Xavier Dollo  : À l’heure actuelle, difficile à dire. Les Imaginales ont disparu de notre horizon du mois de mai. Gros coup dur pour les équipes spinaliennes, même si c’est pour rebondir au mieux, on l’espère, au mois d’octobre. Nous avons quelques projets avec un festival rennais, mais rien de formalisé pour le moment. On croise les doigts pour que cela puisse se faire. On espère être de la fête ImaJn’Ère à Angers… nous avons des contacts avec divers autres festivals. Christophe Nicolas est déjà invité à quelques salons… Pourtant, tout est flou, rien n’est sûr. Nous préférons donc, pour le moment, ne rien annoncer de définitif.

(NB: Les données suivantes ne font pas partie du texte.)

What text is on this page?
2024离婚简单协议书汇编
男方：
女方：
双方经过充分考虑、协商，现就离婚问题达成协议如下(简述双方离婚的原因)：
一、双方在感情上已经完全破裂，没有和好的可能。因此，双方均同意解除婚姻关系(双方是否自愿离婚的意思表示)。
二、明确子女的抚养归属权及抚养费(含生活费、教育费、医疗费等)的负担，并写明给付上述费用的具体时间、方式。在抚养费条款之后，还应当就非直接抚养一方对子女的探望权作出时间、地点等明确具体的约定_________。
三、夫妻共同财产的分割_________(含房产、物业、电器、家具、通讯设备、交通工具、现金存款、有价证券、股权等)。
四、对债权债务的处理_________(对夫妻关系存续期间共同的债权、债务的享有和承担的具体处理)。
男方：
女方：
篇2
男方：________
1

  • Avez-vous des projets en parallèle d’Argyll ?

Xavier Dollo : Le montage du projet est déjà très lourd en soi, car si la maison d’édition est sur les rails, la librairie et l’incubateur doivent encore peaufiner leur fonction et surtout trouver un home sweet home. Nous avons des visions communes avec de nombreux acteurs locaux (Goater éditions – qui commence à avoir un superbe catalogue SF, je dis ça je ne dis rien – ou encore la librairie rennaise collaborative L’Établi des mots, mais aussi diverses collectivités et Livre et Lecture en Bretagne dont le soutien nous est infiniment précieux), liées à l’incubateur. Mais si vous parliez des projets plus personnels, je sais que du côté de mes associés se préparent pas mal de choses. Je pense particulièrement à Xavier Collette qui devrait lancer quelque chose autour de ses désormais célèbres « champidragons », et à Frédéric Hugot qui s’investit énormément dans le développement des livres numériques à destination des malvoyants ou non-voyants, mais aussi à destination des « dys ». Quant à moi, je prépare avec Djibril Morissette-Phan de nouvelles pages pour l’édition américaine de la BD sur L’histoire de la SF parue aux Humanoïdes Associés.